Next-generation sequencing is broadening the application of genetic and genomic studies to the panoply of life.
Model organisms satisfy a research need for genetic uniformity and live happily in the controlled hum of the laboratory. But existing models lack many interesting traits and are limited when it comes to answering evolutionary and ecological questions. Advances in sequencing have radically expanded the reach of genetic studies to non–model organisms and wild populations, making this an exciting area to watch.
Much of evolutionary and ecological research attempts to zero in on sequence variation that leads to functional phenotypic variation. The key to finding associations is to assess multiple markers in many individuals: what next-generation sequencing can do cheaply and often in one experiment. One class of genotyping-by-sequencing approach generates markers en masse without the need for a reference sequence. Restriction site–associated DNA sequencing and complexity reduction of polymorphic sequences are examples that only sequence short stretches around a specific restriction site dispersed throughout the genome. Markers generated in this way can be used for quantitative trait locus mapping, examining phylogeography and tracking evolution in natural populations.
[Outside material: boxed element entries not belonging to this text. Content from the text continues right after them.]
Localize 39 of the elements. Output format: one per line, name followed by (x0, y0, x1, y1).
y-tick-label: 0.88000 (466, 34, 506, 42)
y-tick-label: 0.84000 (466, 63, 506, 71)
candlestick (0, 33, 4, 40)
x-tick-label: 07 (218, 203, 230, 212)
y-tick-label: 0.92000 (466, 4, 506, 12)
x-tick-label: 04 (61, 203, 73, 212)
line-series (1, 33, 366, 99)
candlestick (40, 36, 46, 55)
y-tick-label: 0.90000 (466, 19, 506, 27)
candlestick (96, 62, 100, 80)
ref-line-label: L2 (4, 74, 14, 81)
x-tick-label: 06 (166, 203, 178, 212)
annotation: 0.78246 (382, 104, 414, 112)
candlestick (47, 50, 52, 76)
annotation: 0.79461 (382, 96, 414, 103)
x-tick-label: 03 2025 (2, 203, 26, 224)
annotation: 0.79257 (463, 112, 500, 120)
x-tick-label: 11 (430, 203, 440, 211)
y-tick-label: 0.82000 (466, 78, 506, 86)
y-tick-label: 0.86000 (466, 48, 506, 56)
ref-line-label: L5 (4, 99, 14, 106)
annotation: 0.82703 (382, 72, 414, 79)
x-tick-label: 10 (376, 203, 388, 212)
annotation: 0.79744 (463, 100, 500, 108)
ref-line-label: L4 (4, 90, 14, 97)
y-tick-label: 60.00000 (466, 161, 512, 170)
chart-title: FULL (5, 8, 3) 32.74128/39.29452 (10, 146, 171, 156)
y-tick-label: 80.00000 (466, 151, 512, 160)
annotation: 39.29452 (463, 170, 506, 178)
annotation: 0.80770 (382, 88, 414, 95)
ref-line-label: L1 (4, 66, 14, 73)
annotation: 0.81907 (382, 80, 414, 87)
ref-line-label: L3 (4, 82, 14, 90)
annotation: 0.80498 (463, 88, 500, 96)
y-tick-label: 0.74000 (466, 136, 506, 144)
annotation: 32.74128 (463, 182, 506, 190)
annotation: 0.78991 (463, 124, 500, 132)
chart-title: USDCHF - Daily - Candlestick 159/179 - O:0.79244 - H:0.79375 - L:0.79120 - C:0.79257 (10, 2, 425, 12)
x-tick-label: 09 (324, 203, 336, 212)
These approaches are revealing interesting insights into processes such as adaptive radiation—the evolution of phenotypic diversity within a lineage. Targeted or candidate gene sequencing can similarly be used to identify allelic variation driving processes such as mimicry in butterfly wings, a fascinating example of convergent evolution. Complementary de novo transcriptome-assembly tools and digital-tagging approaches allow studies of changes in coding sequences and gene expression in the absence of a reference sequence.
Plummeting costs and sophisticated bioinformatics are making whole-genome sequencing projects commonplace and enabling comparative genomic studies. Organisms with sequenced genomes in key phylogenetic positions can also be better exploited for developmental studies. For example, sequencing of spike moss, one of the earliest plants with true roots, can help to understand how these structures first evolved. Non–model organism methods benefit from having close relatives with well-annotated reference sequences. The promise of large-scale whole-genome sequencing projects such as the Genome 10K Project is to anchor investigation of relatives in a diversity of phylogenetic neighborhoods, including many that can be helped by conservation genomic studies.
Population genomic comparisons will soon be possible, and we look forward to seeing the benefits of genomic science applied to interesting organisms that have yet to share the spotlight.